John shook his head. “Could be for any reason, including simple power projection. Not like Africa is far away from the east coast of South America.”
The problem with the Purest Front was that they were pragmatic. Yes, they believed in the ideological Ubermensch that rose out of Aryan blood (whatever that exactly meant), but they were not so entirely overwhelmed by their monopolizing worldview that they did not make allies. They stuck to an idealistic doctrine of Hitler’s, where every ethnicity on the globe would be confined to their own nation, all in fealty to the master race.
It was always interesting how ideologues could take something good and twist it into a terrible tyranny. The nation state was a cultural invention of priceless value, stabler than the feudal realms of yore. To take the reasonable demand for a nation to serve its people and turn that into racial purity rubbed John the wrong way twice over. For one, sometimes foreigners were needed to keep a nation running. Ancient Greek city states reportedly had a habit of inviting foreigners to take a look at their laws, to identify what was unreasonable with unbiased eyes. There was a limit to that, of course. Just because foreigners should not be treated with disrespect did not mean that the nation should just let in everyone who came around or listen to what anyone from abroad had to say.
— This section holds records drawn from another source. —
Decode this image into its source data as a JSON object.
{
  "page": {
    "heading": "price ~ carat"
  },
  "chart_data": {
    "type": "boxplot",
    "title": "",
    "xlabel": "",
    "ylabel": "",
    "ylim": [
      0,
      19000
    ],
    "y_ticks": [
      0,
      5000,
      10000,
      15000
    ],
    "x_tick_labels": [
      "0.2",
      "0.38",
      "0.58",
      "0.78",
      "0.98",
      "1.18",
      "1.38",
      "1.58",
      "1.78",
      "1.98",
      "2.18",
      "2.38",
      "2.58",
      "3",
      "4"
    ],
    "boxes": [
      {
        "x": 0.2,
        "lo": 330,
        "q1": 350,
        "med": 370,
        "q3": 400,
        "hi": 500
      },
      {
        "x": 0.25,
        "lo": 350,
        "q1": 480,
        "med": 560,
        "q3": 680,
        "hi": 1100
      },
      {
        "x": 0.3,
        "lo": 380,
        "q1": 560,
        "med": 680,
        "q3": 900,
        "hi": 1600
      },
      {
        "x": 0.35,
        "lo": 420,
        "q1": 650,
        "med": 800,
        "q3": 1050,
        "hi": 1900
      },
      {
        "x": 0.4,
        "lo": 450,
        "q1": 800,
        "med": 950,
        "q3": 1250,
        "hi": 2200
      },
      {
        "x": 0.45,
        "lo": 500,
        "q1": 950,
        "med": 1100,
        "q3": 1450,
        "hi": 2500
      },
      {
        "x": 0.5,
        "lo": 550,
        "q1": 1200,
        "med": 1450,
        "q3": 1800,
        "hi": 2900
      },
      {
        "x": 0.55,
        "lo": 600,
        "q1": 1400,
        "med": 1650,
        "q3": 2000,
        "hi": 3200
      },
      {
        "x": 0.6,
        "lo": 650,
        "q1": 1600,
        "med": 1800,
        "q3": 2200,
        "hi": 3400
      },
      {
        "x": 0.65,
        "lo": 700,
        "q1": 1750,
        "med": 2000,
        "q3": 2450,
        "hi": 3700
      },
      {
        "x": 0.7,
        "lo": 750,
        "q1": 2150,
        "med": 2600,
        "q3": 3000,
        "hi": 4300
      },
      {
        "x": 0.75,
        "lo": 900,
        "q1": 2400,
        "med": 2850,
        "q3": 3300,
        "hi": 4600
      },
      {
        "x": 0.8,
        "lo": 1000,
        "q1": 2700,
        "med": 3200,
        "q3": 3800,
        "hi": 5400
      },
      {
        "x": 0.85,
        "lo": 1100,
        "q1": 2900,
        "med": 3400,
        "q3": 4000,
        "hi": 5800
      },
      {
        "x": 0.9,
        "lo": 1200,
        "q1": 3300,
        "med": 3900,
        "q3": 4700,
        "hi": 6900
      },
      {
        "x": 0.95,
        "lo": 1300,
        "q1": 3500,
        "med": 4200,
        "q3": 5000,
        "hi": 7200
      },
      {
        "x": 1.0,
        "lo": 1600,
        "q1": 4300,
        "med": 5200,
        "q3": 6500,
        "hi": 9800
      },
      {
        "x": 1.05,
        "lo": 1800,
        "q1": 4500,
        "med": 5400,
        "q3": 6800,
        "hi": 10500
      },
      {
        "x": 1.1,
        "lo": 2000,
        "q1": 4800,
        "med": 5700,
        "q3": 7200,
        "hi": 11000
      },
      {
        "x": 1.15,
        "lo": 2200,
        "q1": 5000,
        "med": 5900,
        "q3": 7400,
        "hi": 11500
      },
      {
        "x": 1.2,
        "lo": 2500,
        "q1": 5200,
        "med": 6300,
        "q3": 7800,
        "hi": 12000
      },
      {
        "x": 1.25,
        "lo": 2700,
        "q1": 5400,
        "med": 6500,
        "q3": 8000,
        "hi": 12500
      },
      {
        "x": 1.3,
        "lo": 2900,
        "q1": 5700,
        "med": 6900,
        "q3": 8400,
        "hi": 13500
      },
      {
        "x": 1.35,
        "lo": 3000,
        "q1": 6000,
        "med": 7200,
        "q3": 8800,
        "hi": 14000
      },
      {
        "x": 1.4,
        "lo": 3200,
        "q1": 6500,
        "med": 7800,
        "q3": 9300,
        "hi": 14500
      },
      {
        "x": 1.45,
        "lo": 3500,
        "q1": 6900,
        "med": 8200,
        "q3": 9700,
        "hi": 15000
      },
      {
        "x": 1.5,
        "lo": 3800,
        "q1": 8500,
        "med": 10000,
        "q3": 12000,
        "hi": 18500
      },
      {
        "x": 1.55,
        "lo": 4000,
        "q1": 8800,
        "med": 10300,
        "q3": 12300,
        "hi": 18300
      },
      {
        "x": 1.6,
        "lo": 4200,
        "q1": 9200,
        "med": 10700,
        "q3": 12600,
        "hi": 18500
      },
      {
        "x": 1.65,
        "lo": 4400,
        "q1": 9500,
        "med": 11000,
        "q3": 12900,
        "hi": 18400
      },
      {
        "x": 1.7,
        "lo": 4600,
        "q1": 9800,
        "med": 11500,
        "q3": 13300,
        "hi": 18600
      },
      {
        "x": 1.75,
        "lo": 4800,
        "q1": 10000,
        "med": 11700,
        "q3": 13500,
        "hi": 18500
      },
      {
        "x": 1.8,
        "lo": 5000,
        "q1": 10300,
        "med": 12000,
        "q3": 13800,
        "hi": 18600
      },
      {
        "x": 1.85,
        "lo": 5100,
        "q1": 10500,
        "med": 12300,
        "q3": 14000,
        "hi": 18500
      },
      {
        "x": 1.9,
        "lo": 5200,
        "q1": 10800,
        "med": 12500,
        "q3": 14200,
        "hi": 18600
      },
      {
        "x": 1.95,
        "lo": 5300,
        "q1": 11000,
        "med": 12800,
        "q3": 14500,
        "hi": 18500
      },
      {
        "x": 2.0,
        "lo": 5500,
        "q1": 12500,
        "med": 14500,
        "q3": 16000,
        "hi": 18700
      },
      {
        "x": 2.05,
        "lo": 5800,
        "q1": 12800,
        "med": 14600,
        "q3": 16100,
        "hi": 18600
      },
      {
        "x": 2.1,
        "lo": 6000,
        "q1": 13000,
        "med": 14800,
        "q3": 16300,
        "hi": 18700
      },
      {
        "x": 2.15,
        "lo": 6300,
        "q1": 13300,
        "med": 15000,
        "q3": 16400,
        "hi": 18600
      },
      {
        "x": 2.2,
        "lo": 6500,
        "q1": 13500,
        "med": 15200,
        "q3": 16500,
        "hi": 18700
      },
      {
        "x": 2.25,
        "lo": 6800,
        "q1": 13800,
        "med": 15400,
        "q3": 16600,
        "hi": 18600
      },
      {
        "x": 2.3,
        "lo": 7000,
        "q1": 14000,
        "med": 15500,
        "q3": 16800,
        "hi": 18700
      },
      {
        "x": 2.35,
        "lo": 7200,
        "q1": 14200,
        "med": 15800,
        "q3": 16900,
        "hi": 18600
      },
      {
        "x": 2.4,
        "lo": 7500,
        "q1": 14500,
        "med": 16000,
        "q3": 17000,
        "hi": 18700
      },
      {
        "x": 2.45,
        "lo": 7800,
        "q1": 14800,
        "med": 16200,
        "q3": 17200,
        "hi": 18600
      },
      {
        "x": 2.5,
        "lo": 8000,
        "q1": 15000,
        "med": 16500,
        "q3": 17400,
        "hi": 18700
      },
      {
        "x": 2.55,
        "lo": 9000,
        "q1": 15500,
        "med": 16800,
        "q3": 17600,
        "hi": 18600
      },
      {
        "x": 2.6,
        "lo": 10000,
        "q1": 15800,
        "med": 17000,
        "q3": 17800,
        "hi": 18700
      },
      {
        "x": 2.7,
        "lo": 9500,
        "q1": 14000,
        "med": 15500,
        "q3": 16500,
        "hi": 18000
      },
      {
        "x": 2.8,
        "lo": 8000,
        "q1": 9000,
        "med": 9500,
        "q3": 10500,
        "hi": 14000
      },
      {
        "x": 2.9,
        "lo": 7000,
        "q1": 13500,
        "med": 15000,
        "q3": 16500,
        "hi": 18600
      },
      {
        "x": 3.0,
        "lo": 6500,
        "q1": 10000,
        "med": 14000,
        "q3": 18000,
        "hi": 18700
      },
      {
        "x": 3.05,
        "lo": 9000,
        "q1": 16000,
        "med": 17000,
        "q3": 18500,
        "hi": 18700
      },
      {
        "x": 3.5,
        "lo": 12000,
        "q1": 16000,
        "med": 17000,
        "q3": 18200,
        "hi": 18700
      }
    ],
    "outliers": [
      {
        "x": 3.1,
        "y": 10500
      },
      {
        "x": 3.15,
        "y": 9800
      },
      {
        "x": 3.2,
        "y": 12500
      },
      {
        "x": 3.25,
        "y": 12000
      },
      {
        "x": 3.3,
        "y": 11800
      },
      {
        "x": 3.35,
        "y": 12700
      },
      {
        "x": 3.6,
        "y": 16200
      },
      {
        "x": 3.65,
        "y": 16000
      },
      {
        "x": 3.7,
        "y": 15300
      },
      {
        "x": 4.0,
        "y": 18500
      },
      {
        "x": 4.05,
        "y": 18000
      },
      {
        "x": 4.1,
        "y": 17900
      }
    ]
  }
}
Second, particularly as an American, John found it odd to tie membership to a nation to a race rather than a culture. The line of reasoning that someone of a particular descent could not integrate into any given nation seemed to be utter bollocks. Sure, there were people that did not integrate into the places they settled down in, but that was not for genetic reasons.
“Funnily enough, we have trade partners in the area that are more closely aligned with them than us,” John said in a tone that was entirely devoid of amusement. “For all I know the Purest Front is just making up for the Abyss Auction’s refusal to continue the slave trade via direct delivery. I doubt they have a moral commitment against forced labour.”
“It’s annoying me that we don’t know…” Momo mumbled.
“It’s lucky that we learned of it at all.”
The boats in question had travelled via Mobile Barrier – impossible to trace by all means other than stumbling across them via your own Mobile Barrier. That was not what had happened. Fusion’s navy was not yet ready to patrol waters that far out. Instead, it had been that an ambassador to the west African guilds had happened to be in that port city at the time of the boat’s landing. Possessing some foresight and curiosity, he had proceeded to disguise himself and get one of the sailors to chat in a talk, involving alcohol. That had earned them the intel that this was only the latest in a series of trips. Just a regular sailor, there had been nothing more to squeeze out of him.
“I guess so,” Momo sighed and remained still, as he scanned her.